We already know how a meeting between Trump and Schumer on detention center conditions would play out.  Trump would play to his base and blame Schumer and the Democratic party for the current situation. Schumer, in turn, would accuse the White House for mishandling migrants and treating them “like criminals.”

Sides would be taken and lines would be drawn, leaving thousands of asylum seekers – children– to continue to live in inhumane conditions on U.S. soil.

Regardless of where one falls on U.S. immigration, no one disputes that there is a public health crisis at our southern border. Congressional delegations have shown it. The press has reported it. The Department of Homeland Security’s Office of Inspector General has confirmed it. The Vice President has acknowledged it.  

The real question is, can our elected leaders put the name calling aside, for just a moment, and take action, in the name of our common humanity, to do the right thing to alleviate the suffering of people in U.S. custody who came to America in search of asylum? 

There’s a time and place for politics.  Budget battles, tax plans, public spending – lawmakers and administration officials should have differing positions on these matters. It’s what makes our country strong, and embodies the checks and balances the founding fathers envisioned, which have endured even in today’s polarized era. 

But what cannot be up for discussion is whether anyone detained in America, no matter how they arrived here, should live in a place where there is an overwhelming smell of urine and feces, where basic hygiene and life-saving medical care are denied. We cannot force people in U.S. custody to sleep on concrete benches, or separate children from their parents.  The current situation is cruel and untenable.

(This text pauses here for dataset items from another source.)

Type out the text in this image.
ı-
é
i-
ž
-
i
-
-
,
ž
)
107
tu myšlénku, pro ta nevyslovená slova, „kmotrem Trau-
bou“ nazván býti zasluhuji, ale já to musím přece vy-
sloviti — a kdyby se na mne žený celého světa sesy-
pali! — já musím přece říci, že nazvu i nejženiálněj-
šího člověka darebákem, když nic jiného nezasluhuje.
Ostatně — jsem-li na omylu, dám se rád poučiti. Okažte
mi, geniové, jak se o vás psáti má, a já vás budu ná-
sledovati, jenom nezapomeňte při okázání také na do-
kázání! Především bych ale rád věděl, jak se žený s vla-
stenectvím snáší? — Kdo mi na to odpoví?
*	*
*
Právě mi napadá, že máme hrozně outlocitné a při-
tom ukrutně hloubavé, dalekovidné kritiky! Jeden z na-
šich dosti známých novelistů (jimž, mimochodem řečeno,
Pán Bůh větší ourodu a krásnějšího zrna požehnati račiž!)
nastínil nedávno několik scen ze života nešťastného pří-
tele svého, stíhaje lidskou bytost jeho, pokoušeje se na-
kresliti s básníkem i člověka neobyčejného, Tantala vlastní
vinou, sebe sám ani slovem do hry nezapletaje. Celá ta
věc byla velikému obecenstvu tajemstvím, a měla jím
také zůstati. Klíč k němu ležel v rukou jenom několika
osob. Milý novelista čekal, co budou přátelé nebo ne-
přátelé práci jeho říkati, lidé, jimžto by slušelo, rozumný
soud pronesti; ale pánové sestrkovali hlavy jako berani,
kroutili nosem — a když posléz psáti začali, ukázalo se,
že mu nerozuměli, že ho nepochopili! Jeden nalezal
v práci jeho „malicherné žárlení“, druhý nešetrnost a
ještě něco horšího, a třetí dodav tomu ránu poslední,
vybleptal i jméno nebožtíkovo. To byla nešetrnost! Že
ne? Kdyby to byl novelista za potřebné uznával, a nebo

And yet that’s exactly what’s happening in America today. The treatment of children and families along our southern border should shock us to our core, and compel officials to put their differences aside and correct it. Instead, government officials have gone to court to defend America’s right to deny migrants toothbrushes, soap, showers, and towels.  

Is this really what the United States stands for? 

Part of what distinguishes America as the greatest nation on earth is the civility we bestow on those who break our rules.  Even some of the country’s most notorious imprisoned criminals aren’t crammed into fenced cages and denied a chance to bathe. They are, at minimum, given a bed to sleep on, food to eat, and access to medical care.

Comprehensive immigration policy and border security deserves to be debated. But politicians must resist the reflexive urge to dig in and politicize the public health crisis at the border.  It demands immediate action to ensure beds, shelter, medical needs, access to showers, and other basic necessities are available to those in U.S. care.  

The time for political photo ops is over.  It’s time our nation’s leaders work together to fix this problem.   

Lyndon Haviland DrPh, MPH, is a distinguished scholar at the CUNY School of Public Health & Health Policy.